Two that I’ve heard of recently are Rimworld and Oxygen Not Included. The latter is by the same folks who made Don’t Starve, which is also a survival game.

Oxygen Not Included is in early access - I don’t know about Rimworld.

ARK isn’t anything like Minecraft aside from “you build stuff”. ARK isn’t voxels and isn’t intended to let you build “anything”, you’re supposed to build shelters, then fortresses, to protect you from the environment and from other players. It has a progression system of “dungeons” (caves) and then raids which is the reason to make stuff – so you can defeat the dungeons/raids and get more stuff (or beat up players and take their stuff). In that respect, and in its grindy aspects, it’s more akin to a PVP MMORPG than to Minecraft.

ARK doesn’t “compare” to Minecraft because they’re two completely different styles of game. Only one let me build a kick-ass war platform on a brontosaurus though :smiley:

I know about both. Neither attempts to model anything like reality with sub-blocks or has the immersion of actually being there. (the 3d part). Oxygen Not Included doesn’t even bother to model conservation of energy, which bugged me the moment I saw it. Nor can you build your “base” into a mobile vehicle, a critical concept I think these games need to encourage a far more interesting bit of gameplay.

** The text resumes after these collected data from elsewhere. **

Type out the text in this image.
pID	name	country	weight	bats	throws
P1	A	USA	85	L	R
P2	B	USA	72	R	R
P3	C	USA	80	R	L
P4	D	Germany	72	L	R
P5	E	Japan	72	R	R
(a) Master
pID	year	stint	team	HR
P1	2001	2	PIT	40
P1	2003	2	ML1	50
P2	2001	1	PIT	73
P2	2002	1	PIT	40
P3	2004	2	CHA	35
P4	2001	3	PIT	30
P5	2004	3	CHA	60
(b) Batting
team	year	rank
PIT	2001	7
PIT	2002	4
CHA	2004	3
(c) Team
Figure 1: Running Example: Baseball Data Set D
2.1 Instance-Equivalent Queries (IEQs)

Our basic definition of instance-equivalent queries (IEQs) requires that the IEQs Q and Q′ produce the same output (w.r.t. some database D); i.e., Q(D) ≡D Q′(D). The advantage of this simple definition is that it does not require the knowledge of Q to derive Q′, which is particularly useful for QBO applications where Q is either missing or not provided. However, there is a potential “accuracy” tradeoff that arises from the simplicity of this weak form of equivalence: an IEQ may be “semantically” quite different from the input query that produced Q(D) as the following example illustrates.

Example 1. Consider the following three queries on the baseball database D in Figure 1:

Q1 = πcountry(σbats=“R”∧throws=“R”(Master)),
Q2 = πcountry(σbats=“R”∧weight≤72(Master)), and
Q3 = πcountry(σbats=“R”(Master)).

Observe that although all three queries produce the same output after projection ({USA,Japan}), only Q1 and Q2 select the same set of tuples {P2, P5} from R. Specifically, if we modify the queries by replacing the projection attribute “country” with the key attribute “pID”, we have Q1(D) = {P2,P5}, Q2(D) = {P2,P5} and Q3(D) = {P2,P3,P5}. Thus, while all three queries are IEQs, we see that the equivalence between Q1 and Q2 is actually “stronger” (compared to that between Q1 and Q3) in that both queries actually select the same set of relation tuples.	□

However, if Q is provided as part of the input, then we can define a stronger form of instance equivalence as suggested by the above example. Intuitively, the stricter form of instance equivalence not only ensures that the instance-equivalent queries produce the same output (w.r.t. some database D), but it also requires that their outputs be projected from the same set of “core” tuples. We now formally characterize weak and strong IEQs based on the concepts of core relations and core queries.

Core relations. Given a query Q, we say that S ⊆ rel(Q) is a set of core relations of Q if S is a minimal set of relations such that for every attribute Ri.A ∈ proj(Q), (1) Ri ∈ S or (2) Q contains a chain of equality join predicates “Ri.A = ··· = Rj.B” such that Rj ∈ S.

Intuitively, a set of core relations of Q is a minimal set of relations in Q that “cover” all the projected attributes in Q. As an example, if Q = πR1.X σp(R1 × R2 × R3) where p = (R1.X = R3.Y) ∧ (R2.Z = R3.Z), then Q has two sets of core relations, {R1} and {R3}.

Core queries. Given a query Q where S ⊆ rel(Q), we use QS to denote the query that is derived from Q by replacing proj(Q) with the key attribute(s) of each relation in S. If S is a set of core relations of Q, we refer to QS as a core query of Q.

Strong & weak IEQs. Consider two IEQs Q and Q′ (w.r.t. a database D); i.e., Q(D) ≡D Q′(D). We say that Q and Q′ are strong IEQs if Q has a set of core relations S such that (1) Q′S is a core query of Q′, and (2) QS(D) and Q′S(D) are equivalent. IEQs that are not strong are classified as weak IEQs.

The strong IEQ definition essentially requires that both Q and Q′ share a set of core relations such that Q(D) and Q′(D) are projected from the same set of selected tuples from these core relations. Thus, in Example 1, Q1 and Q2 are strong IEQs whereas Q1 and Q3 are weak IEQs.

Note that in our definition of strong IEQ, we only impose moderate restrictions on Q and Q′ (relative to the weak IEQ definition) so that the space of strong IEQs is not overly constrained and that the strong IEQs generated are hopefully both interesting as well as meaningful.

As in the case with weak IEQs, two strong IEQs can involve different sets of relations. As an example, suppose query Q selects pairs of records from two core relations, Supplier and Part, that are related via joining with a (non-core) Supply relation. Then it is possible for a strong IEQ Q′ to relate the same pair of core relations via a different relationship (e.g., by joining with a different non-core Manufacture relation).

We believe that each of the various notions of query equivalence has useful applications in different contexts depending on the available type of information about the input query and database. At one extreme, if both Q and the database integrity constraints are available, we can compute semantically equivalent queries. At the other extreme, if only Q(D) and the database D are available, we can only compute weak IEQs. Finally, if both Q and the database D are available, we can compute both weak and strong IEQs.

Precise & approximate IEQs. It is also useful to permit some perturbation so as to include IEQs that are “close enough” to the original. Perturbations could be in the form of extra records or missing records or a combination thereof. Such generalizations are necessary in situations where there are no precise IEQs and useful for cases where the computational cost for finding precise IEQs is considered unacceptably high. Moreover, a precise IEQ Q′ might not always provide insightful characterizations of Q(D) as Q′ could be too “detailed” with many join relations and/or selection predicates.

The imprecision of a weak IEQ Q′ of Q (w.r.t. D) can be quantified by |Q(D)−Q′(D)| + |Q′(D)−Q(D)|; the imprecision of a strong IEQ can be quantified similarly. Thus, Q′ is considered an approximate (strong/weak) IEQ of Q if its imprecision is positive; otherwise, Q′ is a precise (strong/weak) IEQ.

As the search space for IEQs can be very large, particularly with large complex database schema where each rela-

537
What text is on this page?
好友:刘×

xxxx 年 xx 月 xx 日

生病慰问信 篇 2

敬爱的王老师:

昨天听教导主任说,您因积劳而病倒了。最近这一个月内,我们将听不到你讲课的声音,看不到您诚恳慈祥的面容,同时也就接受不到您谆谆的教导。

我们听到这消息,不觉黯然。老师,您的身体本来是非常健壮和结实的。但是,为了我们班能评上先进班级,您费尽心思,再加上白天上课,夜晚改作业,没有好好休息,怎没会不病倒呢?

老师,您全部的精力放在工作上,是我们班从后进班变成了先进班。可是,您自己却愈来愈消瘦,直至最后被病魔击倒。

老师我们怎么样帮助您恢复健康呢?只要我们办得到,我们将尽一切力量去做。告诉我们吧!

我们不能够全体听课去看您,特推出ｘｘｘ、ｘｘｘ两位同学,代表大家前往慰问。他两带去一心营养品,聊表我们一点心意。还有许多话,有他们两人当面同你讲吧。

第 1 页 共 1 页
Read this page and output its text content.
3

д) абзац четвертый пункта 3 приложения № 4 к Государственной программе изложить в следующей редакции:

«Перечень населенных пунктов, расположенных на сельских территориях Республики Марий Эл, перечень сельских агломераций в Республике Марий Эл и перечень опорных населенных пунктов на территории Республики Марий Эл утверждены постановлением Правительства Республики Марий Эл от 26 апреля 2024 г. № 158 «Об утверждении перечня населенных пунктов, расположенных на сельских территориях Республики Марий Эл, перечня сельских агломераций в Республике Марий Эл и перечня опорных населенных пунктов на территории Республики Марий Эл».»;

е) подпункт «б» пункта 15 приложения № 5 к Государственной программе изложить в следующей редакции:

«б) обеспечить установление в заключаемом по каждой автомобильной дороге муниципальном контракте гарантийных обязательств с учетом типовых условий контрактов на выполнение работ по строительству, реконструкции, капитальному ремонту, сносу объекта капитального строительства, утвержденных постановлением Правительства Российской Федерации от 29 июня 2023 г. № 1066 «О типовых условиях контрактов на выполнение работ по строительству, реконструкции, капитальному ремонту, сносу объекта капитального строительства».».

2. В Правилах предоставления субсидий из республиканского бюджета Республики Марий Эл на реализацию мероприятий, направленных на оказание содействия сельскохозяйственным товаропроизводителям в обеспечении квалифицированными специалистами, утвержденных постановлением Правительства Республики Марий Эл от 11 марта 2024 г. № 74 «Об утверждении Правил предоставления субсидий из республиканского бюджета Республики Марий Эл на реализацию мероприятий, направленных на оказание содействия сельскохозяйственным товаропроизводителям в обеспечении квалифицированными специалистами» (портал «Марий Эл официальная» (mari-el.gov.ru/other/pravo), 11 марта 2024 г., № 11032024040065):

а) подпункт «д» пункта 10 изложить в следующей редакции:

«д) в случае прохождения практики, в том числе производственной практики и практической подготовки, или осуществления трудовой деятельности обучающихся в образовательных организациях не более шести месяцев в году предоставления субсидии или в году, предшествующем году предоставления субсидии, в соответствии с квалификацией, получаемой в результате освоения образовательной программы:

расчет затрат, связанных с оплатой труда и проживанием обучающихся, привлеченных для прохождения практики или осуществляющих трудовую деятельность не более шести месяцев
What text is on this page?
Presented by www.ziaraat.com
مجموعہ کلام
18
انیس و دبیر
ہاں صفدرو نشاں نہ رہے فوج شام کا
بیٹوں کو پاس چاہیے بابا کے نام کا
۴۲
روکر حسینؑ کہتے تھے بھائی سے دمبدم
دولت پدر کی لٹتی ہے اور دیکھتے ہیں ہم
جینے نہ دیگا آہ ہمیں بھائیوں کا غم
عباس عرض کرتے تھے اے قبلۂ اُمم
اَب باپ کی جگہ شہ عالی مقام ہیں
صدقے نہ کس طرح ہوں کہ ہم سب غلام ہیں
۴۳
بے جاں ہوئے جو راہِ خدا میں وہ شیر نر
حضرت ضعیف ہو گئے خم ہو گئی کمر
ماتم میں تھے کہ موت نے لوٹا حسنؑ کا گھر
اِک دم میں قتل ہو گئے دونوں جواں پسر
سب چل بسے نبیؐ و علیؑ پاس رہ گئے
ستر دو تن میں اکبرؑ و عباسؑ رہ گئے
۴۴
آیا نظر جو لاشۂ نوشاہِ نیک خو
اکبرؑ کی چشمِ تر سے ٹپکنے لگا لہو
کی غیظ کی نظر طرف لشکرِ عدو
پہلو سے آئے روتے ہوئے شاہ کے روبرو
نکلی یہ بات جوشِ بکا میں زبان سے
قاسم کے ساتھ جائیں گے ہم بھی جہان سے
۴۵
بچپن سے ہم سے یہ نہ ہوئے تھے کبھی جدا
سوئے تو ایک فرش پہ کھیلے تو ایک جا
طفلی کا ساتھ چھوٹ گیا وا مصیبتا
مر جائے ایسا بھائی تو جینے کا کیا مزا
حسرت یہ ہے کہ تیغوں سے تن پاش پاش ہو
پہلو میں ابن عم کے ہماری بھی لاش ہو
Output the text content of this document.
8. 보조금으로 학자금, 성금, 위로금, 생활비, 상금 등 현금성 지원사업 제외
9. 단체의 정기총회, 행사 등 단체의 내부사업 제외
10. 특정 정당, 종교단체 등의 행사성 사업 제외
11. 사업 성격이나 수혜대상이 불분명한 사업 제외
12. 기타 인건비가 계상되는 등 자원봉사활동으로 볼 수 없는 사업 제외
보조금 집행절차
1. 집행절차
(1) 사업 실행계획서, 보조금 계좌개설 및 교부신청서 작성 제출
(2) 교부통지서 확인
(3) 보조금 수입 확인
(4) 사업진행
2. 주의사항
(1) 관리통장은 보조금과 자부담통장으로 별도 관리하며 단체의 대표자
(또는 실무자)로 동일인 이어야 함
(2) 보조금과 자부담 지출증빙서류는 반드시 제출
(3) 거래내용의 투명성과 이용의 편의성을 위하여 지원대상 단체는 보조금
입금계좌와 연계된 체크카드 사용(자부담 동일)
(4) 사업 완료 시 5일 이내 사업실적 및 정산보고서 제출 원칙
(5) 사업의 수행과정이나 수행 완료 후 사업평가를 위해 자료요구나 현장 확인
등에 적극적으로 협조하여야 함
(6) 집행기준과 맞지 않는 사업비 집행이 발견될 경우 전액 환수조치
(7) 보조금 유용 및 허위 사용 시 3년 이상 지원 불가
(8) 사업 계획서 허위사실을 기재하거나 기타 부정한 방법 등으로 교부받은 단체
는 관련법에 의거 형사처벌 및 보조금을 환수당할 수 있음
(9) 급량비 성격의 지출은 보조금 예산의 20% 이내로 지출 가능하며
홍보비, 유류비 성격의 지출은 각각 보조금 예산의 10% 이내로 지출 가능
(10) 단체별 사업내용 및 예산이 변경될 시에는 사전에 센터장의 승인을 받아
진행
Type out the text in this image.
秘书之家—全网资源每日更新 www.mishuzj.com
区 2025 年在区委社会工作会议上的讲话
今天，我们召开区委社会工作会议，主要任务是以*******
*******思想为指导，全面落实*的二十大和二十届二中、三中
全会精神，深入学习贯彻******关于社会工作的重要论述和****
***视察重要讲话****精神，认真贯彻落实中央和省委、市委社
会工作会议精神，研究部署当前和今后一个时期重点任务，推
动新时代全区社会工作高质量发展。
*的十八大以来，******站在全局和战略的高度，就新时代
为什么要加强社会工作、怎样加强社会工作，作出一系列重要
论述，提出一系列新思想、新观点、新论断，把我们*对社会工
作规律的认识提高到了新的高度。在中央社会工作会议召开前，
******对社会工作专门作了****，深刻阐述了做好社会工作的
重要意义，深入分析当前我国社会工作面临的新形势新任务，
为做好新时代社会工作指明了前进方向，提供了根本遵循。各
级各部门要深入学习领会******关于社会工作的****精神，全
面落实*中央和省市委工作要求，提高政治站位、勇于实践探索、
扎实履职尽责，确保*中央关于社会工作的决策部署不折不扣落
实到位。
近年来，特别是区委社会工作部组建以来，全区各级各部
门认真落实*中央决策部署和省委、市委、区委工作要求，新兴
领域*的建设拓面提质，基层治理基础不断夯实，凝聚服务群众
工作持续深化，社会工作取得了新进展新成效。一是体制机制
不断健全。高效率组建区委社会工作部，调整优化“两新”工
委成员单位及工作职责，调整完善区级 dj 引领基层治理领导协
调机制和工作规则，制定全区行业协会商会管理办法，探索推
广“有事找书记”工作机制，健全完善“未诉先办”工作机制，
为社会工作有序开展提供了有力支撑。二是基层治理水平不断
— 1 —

I mean, a 2d version of the game I have in mind, you play on a procgen planet, top down. You must venture about the world and you have a “main base” vehicle (and scout vehicles) that you made from sub-block “squares”. The basic idea is, you are limited in what you can carry on your vehicle (stopping the inventory flood problem of Minecraft) and you need to find unique things about the gameworld that you can use to upgrade your vehicle. Basically, your vehicle ultimately is like a 100x100 meter atomic powered tank or something at the end. Each “square” you add to your vehicle is simulated with all fundamental interactions modeled - there’s structural stresses and heat flow and energy flow and liquid flow and all that.

So the fundamental gameplay loop might be : you start out with a pile of vehicle parts on the ground and your character. You make a buggy or motorcycle. You move across the gameworld to a place where you can use the stuff there to make a bigger, more sophisticated vehicle. You then move to the next places - at any given moment, there are a couple waypoints the game gives you where you might go, and more advanced stuff has something guarding it or required the vehicle be able to traverse some type of obstacle in order to get there. A 3d version of the game, you would need to build an airplane and send one there, or a ship or a submarine or some totally different type of vehicle to obtain what you need. (while your “main base” vehicle waits for you to return)

Eventually you have the biggest, baddest vehicle possible and have gotten every upgrade, and now you must traverse to and then beat down the “boss vehicle” for the “you win” screen.

So… kind of an open-world, land-based Kerbal Space Program?

With as much as is out there, I’m fine if a game doesn’t give me a huge number of hours of enjoyment–as long as I get it at a price that justifies my level of commitment.

I mean, I never beat Super Mario Bros as a kid, either. I rarely beat games. But that was because there was something else I wanted to play. I’m fine with that now.